I'm a working mum writing about life in Edinburgh (and anywhere else we go) with two curious, adventurous, and imaginative children. Visit my blog at www.linzertortes.blogspot.co.uk. Follow me on Twitter: @LinzerLaw
Published November 22nd 2012
If you're worried about the amount you consume, and the impact it has on the people involved in the supply chain, then you'll be interested in the concept of Fair Trade goods. Most people are aware of Fair Trade coffee, bananas, and cotton, but there are lots more products available.
You might not know the variety of Fair Trade products you can buy, and that's why I have created this article. I have been an advocate since I first discovered Green & Black's Maya Gold chocolate. It is my favourite chocolate ever, but it also led me to find out more about Fair Trade.
A selection of Fair Trade products. Source: Fair Trade Foundation
What is Fair Trade? The Fairtrade Foundation was founded in 1992 to provide UK products with a Fair Trade certification. The Foundation's vision was of a world where everyone, through their work, can maintain a decent and dignified livelihood and develop their full potential.
To achieve that vision, Fair Trade transforms trading structures and practices in favour of the poor and disadvantaged, contributing to sustainable development for marginalised producers, workers and their communities. Fair Trade offers an alternative to conventional trade and it empowers citizens to campaign for an international trade system based on justice and fairness.

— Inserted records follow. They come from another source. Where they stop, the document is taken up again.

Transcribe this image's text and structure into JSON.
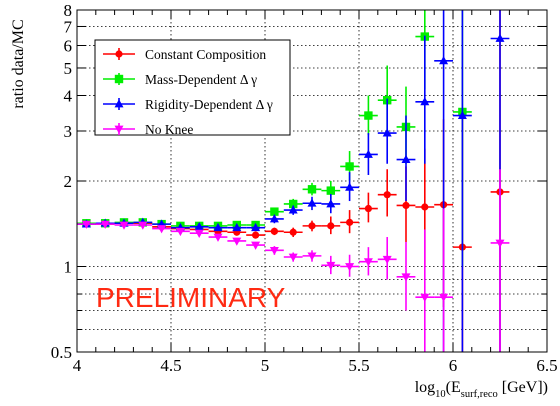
{
  "chart_data": {
    "type": "scatter",
    "title": "",
    "ylabel": "ratio data/MC",
    "xlabel": {
      "prefix": "log",
      "prefix_sub": "10",
      "mid": "(E",
      "mid_sub": "surf,reco",
      "suffix": " [GeV])"
    },
    "xlim": [
      4,
      6.5
    ],
    "ylim": [
      0.5,
      8
    ],
    "y_scale": "log",
    "grid": true,
    "legend_position": "top-left",
    "x_ticks": [
      "4",
      "4.5",
      "5",
      "5.5",
      "6",
      "6.5"
    ],
    "y_ticks": [
      "0.5",
      "1",
      "2",
      "3",
      "4",
      "5",
      "6",
      "7",
      "8"
    ],
    "annotation": "PRELIMINARY",
    "series": [
      {
        "name": "Constant Composition",
        "color": "#ff0000",
        "marker": "circle",
        "points": [
          {
            "x": 4.05,
            "y": 1.41,
            "ylo": 1.38,
            "yhi": 1.44
          },
          {
            "x": 4.15,
            "y": 1.41,
            "ylo": 1.38,
            "yhi": 1.44
          },
          {
            "x": 4.25,
            "y": 1.42,
            "ylo": 1.39,
            "yhi": 1.45
          },
          {
            "x": 4.35,
            "y": 1.42,
            "ylo": 1.39,
            "yhi": 1.45
          },
          {
            "x": 4.45,
            "y": 1.38,
            "ylo": 1.35,
            "yhi": 1.41
          },
          {
            "x": 4.55,
            "y": 1.36,
            "ylo": 1.33,
            "yhi": 1.39
          },
          {
            "x": 4.65,
            "y": 1.35,
            "ylo": 1.32,
            "yhi": 1.38
          },
          {
            "x": 4.75,
            "y": 1.33,
            "ylo": 1.3,
            "yhi": 1.36
          },
          {
            "x": 4.85,
            "y": 1.32,
            "ylo": 1.29,
            "yhi": 1.35
          },
          {
            "x": 4.95,
            "y": 1.29,
            "ylo": 1.26,
            "yhi": 1.33
          },
          {
            "x": 5.05,
            "y": 1.33,
            "ylo": 1.29,
            "yhi": 1.37
          },
          {
            "x": 5.15,
            "y": 1.32,
            "ylo": 1.27,
            "yhi": 1.37
          },
          {
            "x": 5.25,
            "y": 1.39,
            "ylo": 1.33,
            "yhi": 1.45
          },
          {
            "x": 5.35,
            "y": 1.39,
            "ylo": 1.3,
            "yhi": 1.5
          },
          {
            "x": 5.45,
            "y": 1.43,
            "ylo": 1.31,
            "yhi": 1.58
          },
          {
            "x": 5.55,
            "y": 1.6,
            "ylo": 1.43,
            "yhi": 1.82
          },
          {
            "x": 5.65,
            "y": 1.79,
            "ylo": 1.5,
            "yhi": 2.2
          },
          {
            "x": 5.75,
            "y": 1.64,
            "ylo": 1.22,
            "yhi": 2.25
          },
          {
            "x": 5.85,
            "y": 1.62,
            "ylo": 1.0,
            "yhi": 2.6
          },
          {
            "x": 5.95,
            "y": 1.65,
            "ylo": 0.72,
            "yhi": 3.3
          },
          {
            "x": 6.05,
            "y": 1.17,
            "ylo": 0.5,
            "yhi": 3.5
          },
          {
            "x": 6.25,
            "y": 1.83,
            "ylo": 0.5,
            "yhi": 8.0
          }
        ]
      },
      {
        "name": "Mass-Dependent Δ γ",
        "color": "#00ee00",
        "marker": "square",
        "points": [
          {
            "x": 4.05,
            "y": 1.42,
            "ylo": 1.39,
            "yhi": 1.45
          },
          {
            "x": 4.15,
            "y": 1.42,
            "ylo": 1.39,
            "yhi": 1.45
          },
          {
            "x": 4.25,
            "y": 1.43,
            "ylo": 1.4,
            "yhi": 1.46
          },
          {
            "x": 4.35,
            "y": 1.43,
            "ylo": 1.4,
            "yhi": 1.46
          },
          {
            "x": 4.45,
            "y": 1.41,
            "ylo": 1.38,
            "yhi": 1.44
          },
          {
            "x": 4.55,
            "y": 1.39,
            "ylo": 1.36,
            "yhi": 1.42
          },
          {
            "x": 4.65,
            "y": 1.39,
            "ylo": 1.36,
            "yhi": 1.42
          },
          {
            "x": 4.75,
            "y": 1.39,
            "ylo": 1.36,
            "yhi": 1.42
          },
          {
            "x": 4.85,
            "y": 1.4,
            "ylo": 1.37,
            "yhi": 1.43
          },
          {
            "x": 4.95,
            "y": 1.4,
            "ylo": 1.37,
            "yhi": 1.43
          },
          {
            "x": 5.05,
            "y": 1.56,
            "ylo": 1.51,
            "yhi": 1.61
          },
          {
            "x": 5.15,
            "y": 1.66,
            "ylo": 1.6,
            "yhi": 1.73
          },
          {
            "x": 5.25,
            "y": 1.87,
            "ylo": 1.78,
            "yhi": 1.97
          },
          {
            "x": 5.35,
            "y": 1.85,
            "ylo": 1.72,
            "yhi": 2.0
          },
          {
            "x": 5.45,
            "y": 2.25,
            "ylo": 2.0,
            "yhi": 2.55
          },
          {
            "x": 5.55,
            "y": 3.4,
            "ylo": 2.9,
            "yhi": 4.0
          },
          {
            "x": 5.65,
            "y": 3.85,
            "ylo": 3.0,
            "yhi": 5.1
          },
          {
            "x": 5.75,
            "y": 3.1,
            "ylo": 2.3,
            "yhi": 4.3
          },
          {
            "x": 5.85,
            "y": 6.45,
            "ylo": 4.2,
            "yhi": 8.0
          },
          {
            "x": 6.05,
            "y": 3.5,
            "ylo": 1.0,
            "yhi": 8.0
          }
        ]
      },
      {
        "name": "Rigidity-Dependent Δ γ",
        "color": "#0000ff",
        "marker": "triangle-up",
        "points": [
          {
            "x": 4.05,
            "y": 1.41,
            "ylo": 1.38,
            "yhi": 1.44
          },
          {
            "x": 4.15,
            "y": 1.42,
            "ylo": 1.39,
            "yhi": 1.45
          },
          {
            "x": 4.25,
            "y": 1.42,
            "ylo": 1.39,
            "yhi": 1.45
          },
          {
            "x": 4.35,
            "y": 1.43,
            "ylo": 1.4,
            "yhi": 1.46
          },
          {
            "x": 4.45,
            "y": 1.41,
            "ylo": 1.38,
            "yhi": 1.44
          },
          {
            "x": 4.55,
            "y": 1.37,
            "ylo": 1.34,
            "yhi": 1.4
          },
          {
            "x": 4.65,
            "y": 1.38,
            "ylo": 1.35,
            "yhi": 1.41
          },
          {
            "x": 4.75,
            "y": 1.37,
            "ylo": 1.34,
            "yhi": 1.4
          },
          {
            "x": 4.85,
            "y": 1.37,
            "ylo": 1.34,
            "yhi": 1.4
          },
          {
            "x": 4.95,
            "y": 1.37,
            "ylo": 1.34,
            "yhi": 1.4
          },
          {
            "x": 5.05,
            "y": 1.47,
            "ylo": 1.42,
            "yhi": 1.52
          },
          {
            "x": 5.15,
            "y": 1.58,
            "ylo": 1.52,
            "yhi": 1.64
          },
          {
            "x": 5.25,
            "y": 1.67,
            "ylo": 1.58,
            "yhi": 1.76
          },
          {
            "x": 5.35,
            "y": 1.66,
            "ylo": 1.54,
            "yhi": 1.8
          },
          {
            "x": 5.45,
            "y": 1.9,
            "ylo": 1.7,
            "yhi": 2.15
          },
          {
            "x": 5.55,
            "y": 2.48,
            "ylo": 2.1,
            "yhi": 2.95
          },
          {
            "x": 5.65,
            "y": 2.95,
            "ylo": 2.3,
            "yhi": 3.9
          },
          {
            "x": 5.75,
            "y": 2.38,
            "ylo": 1.7,
            "yhi": 3.4
          },
          {
            "x": 5.85,
            "y": 3.8,
            "ylo": 2.3,
            "yhi": 6.5
          },
          {
            "x": 5.95,
            "y": 5.3,
            "ylo": 0.5,
            "yhi": 8.0
          },
          {
            "x": 6.05,
            "y": 3.4,
            "ylo": 0.5,
            "yhi": 8.0
          },
          {
            "x": 6.25,
            "y": 6.35,
            "ylo": 0.5,
            "yhi": 8.0
          }
        ]
      },
      {
        "name": "No Knee",
        "color": "#ff00ff",
        "marker": "triangle-down",
        "points": [
          {
            "x": 4.05,
            "y": 1.41,
            "ylo": 1.38,
            "yhi": 1.44
          },
          {
            "x": 4.15,
            "y": 1.41,
            "ylo": 1.38,
            "yhi": 1.44
          },
          {
            "x": 4.25,
            "y": 1.4,
            "ylo": 1.37,
            "yhi": 1.43
          },
          {
            "x": 4.35,
            "y": 1.4,
            "ylo": 1.37,
            "yhi": 1.43
          },
          {
            "x": 4.45,
            "y": 1.36,
            "ylo": 1.33,
            "yhi": 1.39
          },
          {
            "x": 4.55,
            "y": 1.33,
            "ylo": 1.3,
            "yhi": 1.36
          },
          {
            "x": 4.65,
            "y": 1.31,
            "ylo": 1.28,
            "yhi": 1.34
          },
          {
            "x": 4.75,
            "y": 1.27,
            "ylo": 1.24,
            "yhi": 1.3
          },
          {
            "x": 4.85,
            "y": 1.23,
            "ylo": 1.2,
            "yhi": 1.26
          },
          {
            "x": 4.95,
            "y": 1.19,
            "ylo": 1.16,
            "yhi": 1.22
          },
          {
            "x": 5.05,
            "y": 1.14,
            "ylo": 1.1,
            "yhi": 1.18
          },
          {
            "x": 5.15,
            "y": 1.08,
            "ylo": 1.04,
            "yhi": 1.12
          },
          {
            "x": 5.25,
            "y": 1.09,
            "ylo": 1.04,
            "yhi": 1.14
          },
          {
            "x": 5.35,
            "y": 1.01,
            "ylo": 0.94,
            "yhi": 1.09
          },
          {
            "x": 5.45,
            "y": 1.0,
            "ylo": 0.92,
            "yhi": 1.1
          },
          {
            "x": 5.55,
            "y": 1.04,
            "ylo": 0.93,
            "yhi": 1.17
          },
          {
            "x": 5.65,
            "y": 1.06,
            "ylo": 0.9,
            "yhi": 1.27
          },
          {
            "x": 5.75,
            "y": 0.92,
            "ylo": 0.7,
            "yhi": 1.22
          },
          {
            "x": 5.85,
            "y": 0.78,
            "ylo": 0.5,
            "yhi": 1.35
          },
          {
            "x": 5.95,
            "y": 0.78,
            "ylo": 0.5,
            "yhi": 1.6
          },
          {
            "x": 6.25,
            "y": 1.21,
            "ylo": 0.5,
            "yhi": 2.2
          }
        ]
      }
    ]
  }
}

Since the founding of the Fair Trade label it has grown from its origins in the UK. It is now a trusted symbol recognised all over the world by consumes who want to be sure that the people making the products have been treated fairly and sustainably.
Fair Trade Products: There's an ever-growing variety of Fair Trade products available. Some are very well-known and are readily available in your local supermarket.
The Fair Trade website has a full list, but here are some ideas for what you could easily swap into your weekly shop:
Coffee Tea Sugar
Fresh Fruits (including bananas, lemons, oranges, and mangoes)
Chocolate and Cocoa
Dried Fruit (including apricots, raisins, sultanas, apples)
If you have children, why not start out by buying their cotton t-shirts for school in Fair Trade cotton? The best place to get these in the UK is Marks and Spencers, who are building up a range of Fair Trade cotton clothes.
Is it still ethical to buy Fair Trade from a supermarket?
The good thing about the supermarkets is that you can access the economy options, but they also have very wide ranges of Fair Trade produce that you can swap in and out of your basket as budget and requirement allows.
A basket full of Fair Trade produce. Source: Fair Trade Foundation
However, you might feel that simply stocking Fair Trade doesn't offset the big chains' other questionable practices. Things like: the treatment of small dairy farmers in the UK who cannot be covered by Fair Trade, or by the fact that only they sell a range of t-shirts with the Fair Trade logo, and all of the rest of their clothes might be made in factories with very poor conditions for workers.
Despite these concerns supermarkets are still the place that most people shop. The reality is that most people don't have the luxury of time to do more bespoke shopping. A weekly supermarket trip with all of the convenience and economy options they offer is essential for many families.
In the UK, the Co-operative ranks most highly out of all of the supermarkets for own brand Fair Trade products. They are committed to increasing their range, and as they are owned by members rather being a public company, they are more directly accountable to their shoppers.
If you don't feel comfortable with supermarkets then there are plenty of smaller shops that you can use, which might represent an option that rests more easily on your conscience.
Personally, I started small by always ensuring I buy tea, coffee, sugar and bananas that are Fair Trade, but I'm trying to increase that until I buy Fair Trade whenever the option is available.
If you want to go one step further, there are lots of churches, schools, and even towns who have received Fair Trade certification. You can find out more from the Fair Trade towns organisation.
Do you buy Fair Trade? Would you consider making a Fair Trade pledge this New Year to swap at least one of the items you usually buy for a Fair Trade one?